If anyone comes to Me and does not hate his father and mother, wife and children, brothers and sisters, yes, and his own life also, he cannot be My disciple.
The popularity of Jesus was exploding. Everybody wanted to be near Him. But He could see there were a lot of individuals who didn’t understand what it really meant to be His disciples. He knew that a lot of them were nothing more than fair-weather followers.
One day Jesus turned to the adoring masses and laid out the criteria for what it means to be His disciples. His words still ring true for us today.
These perhaps were among the most solemn and searching words that ever fell from the lips of Jesus Christ. And this is the only time He explained the severity of His terms for disciples.
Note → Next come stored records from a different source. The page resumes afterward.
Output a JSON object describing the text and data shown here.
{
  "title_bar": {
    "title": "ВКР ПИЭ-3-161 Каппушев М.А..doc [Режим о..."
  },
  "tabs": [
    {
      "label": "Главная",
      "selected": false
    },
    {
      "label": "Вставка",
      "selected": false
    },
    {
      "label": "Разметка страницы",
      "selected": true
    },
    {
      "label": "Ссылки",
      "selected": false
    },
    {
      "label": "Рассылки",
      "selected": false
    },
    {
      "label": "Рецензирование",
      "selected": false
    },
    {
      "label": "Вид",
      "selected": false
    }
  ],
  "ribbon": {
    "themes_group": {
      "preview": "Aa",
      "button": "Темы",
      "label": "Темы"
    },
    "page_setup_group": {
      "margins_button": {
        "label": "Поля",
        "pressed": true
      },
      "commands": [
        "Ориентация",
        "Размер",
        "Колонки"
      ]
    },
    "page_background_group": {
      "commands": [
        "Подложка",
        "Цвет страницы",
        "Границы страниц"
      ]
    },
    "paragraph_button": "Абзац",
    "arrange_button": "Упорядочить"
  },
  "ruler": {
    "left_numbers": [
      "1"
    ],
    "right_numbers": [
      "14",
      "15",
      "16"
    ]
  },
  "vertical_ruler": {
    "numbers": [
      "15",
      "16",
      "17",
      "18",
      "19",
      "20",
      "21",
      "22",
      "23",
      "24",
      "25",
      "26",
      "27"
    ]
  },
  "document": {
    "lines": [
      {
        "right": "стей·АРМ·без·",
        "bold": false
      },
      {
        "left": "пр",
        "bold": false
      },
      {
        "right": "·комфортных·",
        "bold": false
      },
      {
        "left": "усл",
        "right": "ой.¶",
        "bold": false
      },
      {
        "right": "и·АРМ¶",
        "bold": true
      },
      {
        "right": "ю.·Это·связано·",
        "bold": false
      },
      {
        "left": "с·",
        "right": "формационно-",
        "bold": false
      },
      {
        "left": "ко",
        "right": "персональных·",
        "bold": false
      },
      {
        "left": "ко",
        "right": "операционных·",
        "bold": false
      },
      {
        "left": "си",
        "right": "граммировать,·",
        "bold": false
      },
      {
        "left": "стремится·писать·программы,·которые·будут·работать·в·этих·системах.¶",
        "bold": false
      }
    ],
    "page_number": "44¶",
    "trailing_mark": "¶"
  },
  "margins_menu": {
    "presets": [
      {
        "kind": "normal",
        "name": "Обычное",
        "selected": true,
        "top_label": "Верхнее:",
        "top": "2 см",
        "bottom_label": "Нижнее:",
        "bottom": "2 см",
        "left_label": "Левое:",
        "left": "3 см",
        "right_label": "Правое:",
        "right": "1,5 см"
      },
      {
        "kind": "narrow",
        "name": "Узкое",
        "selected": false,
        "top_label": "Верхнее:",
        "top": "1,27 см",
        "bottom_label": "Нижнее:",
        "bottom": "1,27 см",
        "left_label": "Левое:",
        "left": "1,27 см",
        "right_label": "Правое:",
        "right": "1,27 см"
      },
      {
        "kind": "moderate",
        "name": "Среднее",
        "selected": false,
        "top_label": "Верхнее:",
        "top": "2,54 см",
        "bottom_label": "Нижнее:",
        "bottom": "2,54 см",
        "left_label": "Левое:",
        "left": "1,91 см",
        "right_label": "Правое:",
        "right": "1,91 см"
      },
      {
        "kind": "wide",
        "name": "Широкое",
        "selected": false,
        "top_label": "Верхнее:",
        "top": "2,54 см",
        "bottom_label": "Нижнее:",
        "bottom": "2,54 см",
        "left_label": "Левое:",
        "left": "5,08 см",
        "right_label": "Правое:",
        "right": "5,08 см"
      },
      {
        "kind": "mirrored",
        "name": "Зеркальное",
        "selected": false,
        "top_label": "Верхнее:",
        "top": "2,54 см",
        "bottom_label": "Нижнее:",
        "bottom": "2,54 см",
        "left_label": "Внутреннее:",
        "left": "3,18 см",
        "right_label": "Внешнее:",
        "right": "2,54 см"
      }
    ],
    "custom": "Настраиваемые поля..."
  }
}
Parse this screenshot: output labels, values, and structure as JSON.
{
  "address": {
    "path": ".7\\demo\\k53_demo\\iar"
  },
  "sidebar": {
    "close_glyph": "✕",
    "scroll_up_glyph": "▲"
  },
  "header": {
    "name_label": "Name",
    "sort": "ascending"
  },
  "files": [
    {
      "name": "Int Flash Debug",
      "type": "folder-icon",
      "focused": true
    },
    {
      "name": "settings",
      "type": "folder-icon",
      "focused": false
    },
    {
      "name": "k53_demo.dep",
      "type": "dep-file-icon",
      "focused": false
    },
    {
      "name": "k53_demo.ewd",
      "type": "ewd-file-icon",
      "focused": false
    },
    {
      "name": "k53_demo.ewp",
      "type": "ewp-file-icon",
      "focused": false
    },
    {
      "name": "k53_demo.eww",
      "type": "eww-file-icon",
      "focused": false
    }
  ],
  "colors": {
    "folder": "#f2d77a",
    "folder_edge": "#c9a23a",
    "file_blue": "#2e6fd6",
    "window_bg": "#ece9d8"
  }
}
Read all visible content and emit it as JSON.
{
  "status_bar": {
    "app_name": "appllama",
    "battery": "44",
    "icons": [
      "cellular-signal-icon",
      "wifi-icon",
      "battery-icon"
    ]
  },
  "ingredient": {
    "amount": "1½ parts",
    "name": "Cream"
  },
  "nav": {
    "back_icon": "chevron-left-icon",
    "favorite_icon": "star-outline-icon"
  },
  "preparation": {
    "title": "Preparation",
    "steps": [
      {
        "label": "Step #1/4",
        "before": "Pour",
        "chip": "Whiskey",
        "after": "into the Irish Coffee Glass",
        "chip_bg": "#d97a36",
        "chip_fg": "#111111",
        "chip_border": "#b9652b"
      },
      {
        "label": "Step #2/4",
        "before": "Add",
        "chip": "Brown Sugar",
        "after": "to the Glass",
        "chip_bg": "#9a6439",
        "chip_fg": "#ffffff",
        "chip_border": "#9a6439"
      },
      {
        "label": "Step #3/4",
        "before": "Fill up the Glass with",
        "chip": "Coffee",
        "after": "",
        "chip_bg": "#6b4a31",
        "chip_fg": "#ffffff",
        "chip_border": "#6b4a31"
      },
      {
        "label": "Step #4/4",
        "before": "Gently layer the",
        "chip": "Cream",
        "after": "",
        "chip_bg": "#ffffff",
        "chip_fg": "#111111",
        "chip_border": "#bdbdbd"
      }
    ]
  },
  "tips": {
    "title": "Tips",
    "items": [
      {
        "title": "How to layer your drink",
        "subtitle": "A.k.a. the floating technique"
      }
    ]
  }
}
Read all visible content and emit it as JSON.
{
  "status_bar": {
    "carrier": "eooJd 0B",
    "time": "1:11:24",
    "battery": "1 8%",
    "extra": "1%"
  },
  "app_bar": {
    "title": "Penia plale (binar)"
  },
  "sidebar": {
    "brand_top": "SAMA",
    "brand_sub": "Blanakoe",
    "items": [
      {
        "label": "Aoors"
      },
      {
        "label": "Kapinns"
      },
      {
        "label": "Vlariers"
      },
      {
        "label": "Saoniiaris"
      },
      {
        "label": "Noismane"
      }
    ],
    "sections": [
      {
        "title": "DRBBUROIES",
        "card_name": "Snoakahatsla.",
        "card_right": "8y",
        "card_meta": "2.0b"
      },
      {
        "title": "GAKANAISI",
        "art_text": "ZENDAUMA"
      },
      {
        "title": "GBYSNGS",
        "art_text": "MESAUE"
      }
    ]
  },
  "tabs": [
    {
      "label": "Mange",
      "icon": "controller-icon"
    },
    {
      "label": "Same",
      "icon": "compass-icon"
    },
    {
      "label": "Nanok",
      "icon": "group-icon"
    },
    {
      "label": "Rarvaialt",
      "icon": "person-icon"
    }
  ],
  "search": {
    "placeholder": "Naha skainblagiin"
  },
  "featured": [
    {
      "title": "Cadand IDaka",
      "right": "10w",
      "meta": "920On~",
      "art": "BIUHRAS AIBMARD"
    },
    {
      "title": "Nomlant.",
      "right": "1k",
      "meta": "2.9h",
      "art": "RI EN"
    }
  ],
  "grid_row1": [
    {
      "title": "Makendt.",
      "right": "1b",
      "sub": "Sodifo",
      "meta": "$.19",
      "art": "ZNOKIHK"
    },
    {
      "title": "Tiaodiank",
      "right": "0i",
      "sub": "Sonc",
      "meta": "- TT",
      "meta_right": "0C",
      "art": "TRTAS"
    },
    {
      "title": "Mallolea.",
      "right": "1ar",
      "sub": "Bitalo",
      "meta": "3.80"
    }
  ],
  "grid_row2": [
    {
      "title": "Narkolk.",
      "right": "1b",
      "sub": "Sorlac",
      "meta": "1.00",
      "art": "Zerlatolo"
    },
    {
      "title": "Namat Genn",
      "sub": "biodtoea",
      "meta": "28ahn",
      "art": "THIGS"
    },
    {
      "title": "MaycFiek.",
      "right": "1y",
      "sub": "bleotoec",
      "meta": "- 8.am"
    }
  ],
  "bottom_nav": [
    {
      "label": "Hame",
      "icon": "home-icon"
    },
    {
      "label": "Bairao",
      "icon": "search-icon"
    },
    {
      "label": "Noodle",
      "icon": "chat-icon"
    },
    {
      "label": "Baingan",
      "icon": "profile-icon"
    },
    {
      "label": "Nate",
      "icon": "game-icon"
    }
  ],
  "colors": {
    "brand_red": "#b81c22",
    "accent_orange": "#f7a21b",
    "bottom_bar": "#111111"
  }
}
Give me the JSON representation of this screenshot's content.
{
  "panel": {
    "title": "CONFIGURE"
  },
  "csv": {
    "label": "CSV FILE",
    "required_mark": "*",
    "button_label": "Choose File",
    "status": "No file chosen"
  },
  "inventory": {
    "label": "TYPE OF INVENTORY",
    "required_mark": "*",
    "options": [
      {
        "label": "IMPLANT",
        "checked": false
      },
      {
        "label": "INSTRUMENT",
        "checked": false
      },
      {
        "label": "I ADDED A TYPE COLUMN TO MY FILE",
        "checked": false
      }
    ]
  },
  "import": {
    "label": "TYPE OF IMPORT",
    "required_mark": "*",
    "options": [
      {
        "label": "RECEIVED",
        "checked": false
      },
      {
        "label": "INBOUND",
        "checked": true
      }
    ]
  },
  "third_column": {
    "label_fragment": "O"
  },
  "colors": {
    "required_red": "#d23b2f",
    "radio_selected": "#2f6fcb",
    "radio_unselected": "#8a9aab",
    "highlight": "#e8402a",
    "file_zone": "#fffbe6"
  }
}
He began, “If anyone comes to Me and does not hate his father and mother, wife and children, brothers and sisters, yes, and his own life also, he cannot be My disciple” (Luke 14:26 NKJV).
A statement like that sounds shocking to us today. Why is Jesus asking us to hate members of our families and even our own lives?
In the light of the New Testament, Jesus was not demanding an unqualified hatred. After all, He would not command us to honor our fathers and mothers and then tell us to hate them. Nor would He command husbands to love their wives as Christ loved the church and then tell them to hate their wives. And He wouldn’t tell His followers to love their enemies and then hate them.
Jesus essentially was saying, “Are you willing to be more than just a fair-weather friend?”
If you really want to be His disciple and live the Christian life to its fullest, then you must love Jesus more than anyone or anything else.
In what seems to be a paradoxical statement, there is very clear logic: by loving God more than anyone else, we develop a new love for others that we have never known.